Prior to about a couple months ago, I was a die-hard fan of the Myers Briggs Personality Inventory. I would frequently ask my clients (especially my couples) to take a test online at www.16personalities.com for free and bring the results into their next session to discuss together. I found them highly insightful and helpful in encouraging couples to understand not only themselves, but their partners better. My husband (INTJ) and I (INFP) would reference our types a lot in our marriage when we would hit an impasse as a way of saying, “Hey, remember who you are talking to. This FP can’t handle your TJ energy right now.”
Until recently, that was all I used. Then I came across the book THE ROAD BACK TO YOU by Ian Morgan Cron and Suzanne Stabile. Now, I am officially an Enneagram convert. I have bought in to the whole shebang of how it rates people’s personalities. Where the MBPI seems to highlight strengths, I feel (and please remember this is just my opinion) the Enneagram highlights some of the more “uncomfortable” parts of ourselves. But not in a negative way at all… more in a way that encourages growth and self-awareness.

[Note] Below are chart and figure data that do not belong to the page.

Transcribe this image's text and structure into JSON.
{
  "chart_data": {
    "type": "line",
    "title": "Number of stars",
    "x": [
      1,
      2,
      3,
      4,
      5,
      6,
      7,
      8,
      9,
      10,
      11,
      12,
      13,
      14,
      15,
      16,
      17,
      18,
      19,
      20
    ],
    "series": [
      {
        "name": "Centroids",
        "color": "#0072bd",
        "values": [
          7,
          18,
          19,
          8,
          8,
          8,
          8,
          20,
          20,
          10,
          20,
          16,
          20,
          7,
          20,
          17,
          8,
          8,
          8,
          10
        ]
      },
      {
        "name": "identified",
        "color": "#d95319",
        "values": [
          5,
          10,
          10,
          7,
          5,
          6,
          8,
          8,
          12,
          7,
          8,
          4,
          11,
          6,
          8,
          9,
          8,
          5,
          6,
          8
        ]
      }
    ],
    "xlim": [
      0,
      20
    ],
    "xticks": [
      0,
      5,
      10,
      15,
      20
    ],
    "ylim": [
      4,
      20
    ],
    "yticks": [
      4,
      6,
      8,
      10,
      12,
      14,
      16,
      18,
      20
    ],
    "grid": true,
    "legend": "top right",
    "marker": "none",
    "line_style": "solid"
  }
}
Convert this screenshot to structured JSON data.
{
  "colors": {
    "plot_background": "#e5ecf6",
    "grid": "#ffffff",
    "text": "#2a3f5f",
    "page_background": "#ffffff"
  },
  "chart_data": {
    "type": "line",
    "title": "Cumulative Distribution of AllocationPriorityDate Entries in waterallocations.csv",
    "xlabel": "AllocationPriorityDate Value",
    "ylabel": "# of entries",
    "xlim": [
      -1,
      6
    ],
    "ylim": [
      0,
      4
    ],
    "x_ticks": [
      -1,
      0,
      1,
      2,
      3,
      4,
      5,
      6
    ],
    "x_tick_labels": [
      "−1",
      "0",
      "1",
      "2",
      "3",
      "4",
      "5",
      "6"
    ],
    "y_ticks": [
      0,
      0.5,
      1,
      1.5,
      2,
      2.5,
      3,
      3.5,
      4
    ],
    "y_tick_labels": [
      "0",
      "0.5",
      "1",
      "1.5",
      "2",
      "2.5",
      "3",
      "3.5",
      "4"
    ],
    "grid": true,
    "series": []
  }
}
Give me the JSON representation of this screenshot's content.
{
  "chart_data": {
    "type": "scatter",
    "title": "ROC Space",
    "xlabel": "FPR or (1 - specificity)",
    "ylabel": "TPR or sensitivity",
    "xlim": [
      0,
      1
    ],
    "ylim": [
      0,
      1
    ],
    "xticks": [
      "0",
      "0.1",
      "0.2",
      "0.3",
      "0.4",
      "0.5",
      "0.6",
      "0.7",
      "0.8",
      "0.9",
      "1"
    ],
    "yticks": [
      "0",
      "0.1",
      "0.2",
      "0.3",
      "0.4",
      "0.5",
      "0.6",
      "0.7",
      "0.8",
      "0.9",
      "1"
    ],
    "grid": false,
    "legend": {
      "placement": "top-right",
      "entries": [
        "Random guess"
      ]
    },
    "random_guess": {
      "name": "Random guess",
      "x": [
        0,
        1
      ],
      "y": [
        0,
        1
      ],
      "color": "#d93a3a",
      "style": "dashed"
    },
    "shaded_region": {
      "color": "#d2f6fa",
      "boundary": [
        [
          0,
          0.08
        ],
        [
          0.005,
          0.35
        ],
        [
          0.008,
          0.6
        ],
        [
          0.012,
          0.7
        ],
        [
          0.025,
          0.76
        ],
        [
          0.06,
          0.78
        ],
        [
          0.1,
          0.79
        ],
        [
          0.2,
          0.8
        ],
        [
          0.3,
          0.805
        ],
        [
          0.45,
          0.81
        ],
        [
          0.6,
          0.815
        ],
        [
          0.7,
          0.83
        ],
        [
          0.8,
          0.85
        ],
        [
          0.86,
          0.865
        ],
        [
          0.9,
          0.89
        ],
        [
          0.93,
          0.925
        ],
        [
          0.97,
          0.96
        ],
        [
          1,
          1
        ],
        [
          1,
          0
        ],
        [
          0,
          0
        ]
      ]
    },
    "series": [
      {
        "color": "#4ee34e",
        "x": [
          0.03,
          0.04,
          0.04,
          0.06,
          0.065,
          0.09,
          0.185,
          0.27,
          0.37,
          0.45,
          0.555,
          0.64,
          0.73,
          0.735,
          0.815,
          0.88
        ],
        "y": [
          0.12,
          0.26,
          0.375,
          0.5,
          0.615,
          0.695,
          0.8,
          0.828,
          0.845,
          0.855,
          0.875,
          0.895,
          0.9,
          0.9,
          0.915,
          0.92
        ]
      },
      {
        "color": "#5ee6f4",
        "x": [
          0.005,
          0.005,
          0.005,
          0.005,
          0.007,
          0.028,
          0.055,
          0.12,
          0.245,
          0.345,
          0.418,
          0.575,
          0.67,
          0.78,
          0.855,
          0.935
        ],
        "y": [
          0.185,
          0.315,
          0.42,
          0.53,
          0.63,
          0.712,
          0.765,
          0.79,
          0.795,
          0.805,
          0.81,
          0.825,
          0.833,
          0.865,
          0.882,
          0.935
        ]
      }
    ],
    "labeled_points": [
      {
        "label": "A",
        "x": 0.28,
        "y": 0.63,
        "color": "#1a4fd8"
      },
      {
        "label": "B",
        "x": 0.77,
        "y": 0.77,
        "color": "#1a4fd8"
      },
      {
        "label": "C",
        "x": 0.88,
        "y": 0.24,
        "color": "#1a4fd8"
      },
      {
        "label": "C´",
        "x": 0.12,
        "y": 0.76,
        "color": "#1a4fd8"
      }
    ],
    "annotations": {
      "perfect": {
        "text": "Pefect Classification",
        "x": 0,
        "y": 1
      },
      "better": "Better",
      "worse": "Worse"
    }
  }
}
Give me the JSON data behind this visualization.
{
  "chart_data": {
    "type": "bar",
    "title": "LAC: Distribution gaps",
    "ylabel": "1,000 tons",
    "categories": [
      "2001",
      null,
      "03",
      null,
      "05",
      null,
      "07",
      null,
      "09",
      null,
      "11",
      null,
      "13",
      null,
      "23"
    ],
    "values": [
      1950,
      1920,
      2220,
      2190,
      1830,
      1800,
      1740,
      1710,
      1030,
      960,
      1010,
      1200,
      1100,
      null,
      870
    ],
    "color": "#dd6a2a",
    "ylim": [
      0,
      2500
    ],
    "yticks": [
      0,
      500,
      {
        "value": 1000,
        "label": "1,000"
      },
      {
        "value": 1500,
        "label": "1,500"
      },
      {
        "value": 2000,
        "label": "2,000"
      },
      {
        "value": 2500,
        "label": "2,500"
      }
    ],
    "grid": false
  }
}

I am an Enneagram 9 with a 1 wing. Put simply, I am a “Peacemaker” with Perfectionist tendencies. 9’s are innate procrastinators, but drawing from the 1 wing helps them with focus so they can accomplish more, thus enhancing confidence (which 9’s desperately need). In reading this book, the description of a 9 that stood out to me the most, that made me the most uncomfortable, was that 9’s do not think of themselves as being very important. I have always wanted to live in the shadows because I felt “There’s nothing to see here”. Which is probably confusing to some because I was a theatre major and live for being on the stage. But guess what? Sherry isn’t on the stage. Sherry puts on a character and can be whoever you need her to be. That isn’t scary to me at all. But asserting myself AS myself? That can be terrifying.
My husband is an Enneagram 8, a “Challenger”. Think about that. A Peacemaker and a Challenger have been married for 16 years. How did we survive? Challengers welcome opposition. They can be blunt and aggressive, untrusting, with a tough exterior. But they have tender hearts and will fight to the death to protect those they love. Honestly, they LOVE to fight. But what a Challenger might consider a tiny little disagreement, a 9 will feel is a knock down, drag out. When my husband read my personality type, he got emotional and said to me, “It must be so hard for someone like you to be married to someone like me.” While I had to be honest and admit that yes, it IS sometimes difficult, it is also beautiful. He gives me strength, and I give him patience. He gives me courage, and I give him kindness. We complement each other in such a beautiful way, and through years of hard work and never giving up, we found a way to be stronger together because of our personalities as opposed to in spite of them.
It is never too late to learn more about your partner and yourself. Find what works for you and dig into it. And when you think you’ve hit the bottom, dig deeper. For me and my husband, the Enneagram exploration we have been on has been a wonderful “uncovering” of things we ultimately knew about one another, but shined a light on them in a way that resonated on a much deeper lever. And for us, that is invaluable.